Joe Janish began MetsToday in 2005 to provide the unique perspective of a high-level player and coach -- he earned NCAA D-1 All-American honors as a catcher and coached several players who went on to play pro ball. As a result his posts often include mechanical evaluations, scout-like analysis, and opinions that go beyond the numbers. Follow Joe's baseball tips on Twitter at @onbaseball and at the On Baseball Google Plus page.
  1. John September 13, 2010 at 11:02 pm
    What you described would be what a prudent team would do. But this does not seem to be part of their DNA. I guess we’ll see if this has been Minaya’s flaw of if it is Jeffy once Minaya is gone.
  2. murph September 14, 2010 at 2:19 am
    If I had a $20M per year weapon acquired strictly to pitch the team into the post-season (aka Santana), I would shut him down every September that the team was not in contention.

    So I applaud the Mets for shutting Santana down this month. Turns out he has already been seen by Dr. Andrews and surgery is already scheduled at HSS.

    I agree that building a 2011 rotation with the assumption that J.S. is not available is a good idea. It can only help, especially if Johan can recover quickly.

    But a 1-2-3 of Pelfrey, Niese & Dickey is not enough to compete against Halliday, Oswalt & Hamels.
    Therefore, another top of the line starter is required.
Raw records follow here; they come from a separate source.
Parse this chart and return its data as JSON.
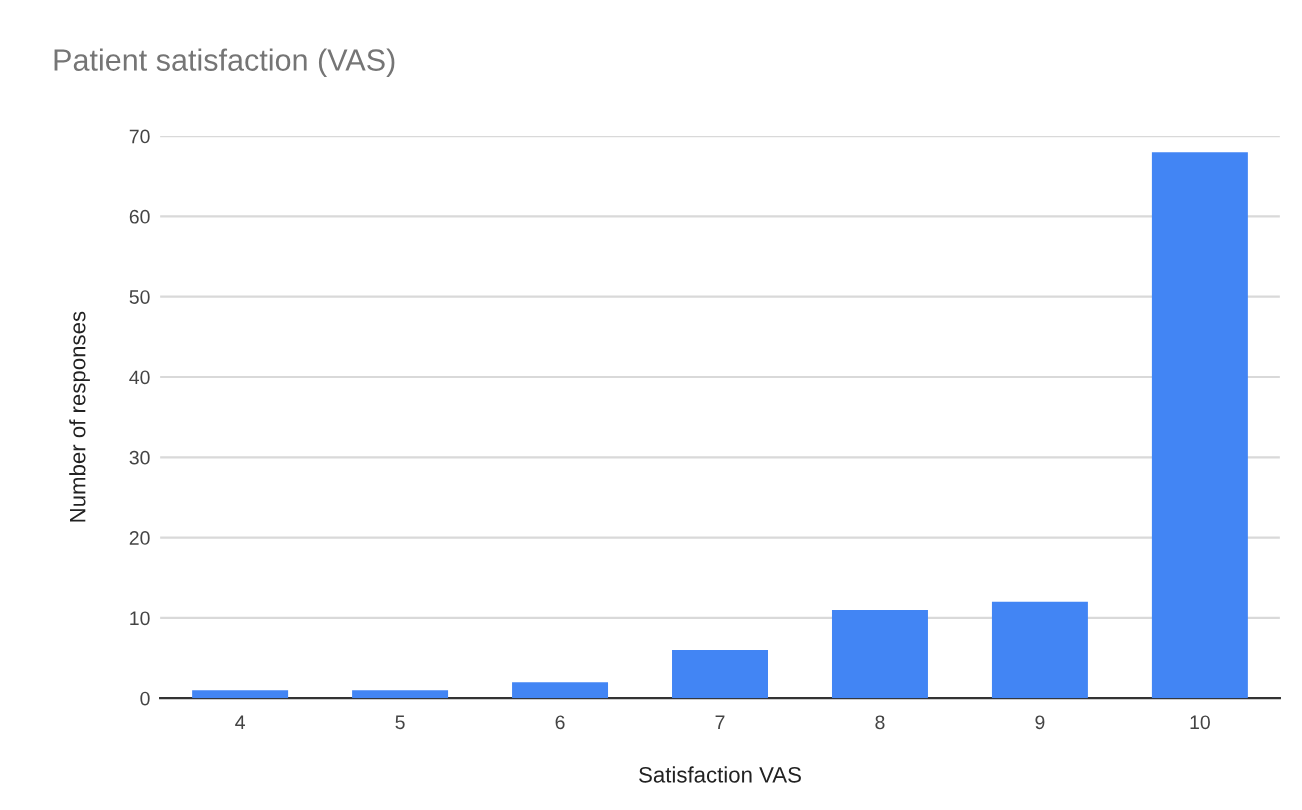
{
  "chart_data": {
    "type": "bar",
    "title": "Patient satisfaction (VAS)",
    "xlabel": "Satisfaction VAS",
    "ylabel": "Number of responses",
    "categories": [
      "4",
      "5",
      "6",
      "7",
      "8",
      "9",
      "10"
    ],
    "values": [
      1,
      1,
      2,
      6,
      11,
      12,
      68
    ],
    "color": "#4285f4",
    "ylim": [
      0,
      70
    ],
    "yticks": [
      0,
      10,
      20,
      30,
      40,
      50,
      60,
      70
    ],
    "grid": "y",
    "legend": false
  }
}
    You can never have enough pitching.
    Remember when the Mets had Gooden, Darling, Cone, Ojeda & Fernandez (1988) and still went out and got Frank Viola?

    That may be a bad example, because the Mets didn’t make the playoffs for another 11 years after ’88. (including 6 of 10 seasons under .500 from ’89-’98)
    But the Mets definitely need more than Meijia, Misch, Gee & (cough cough) Perez as Plan B going into 2011.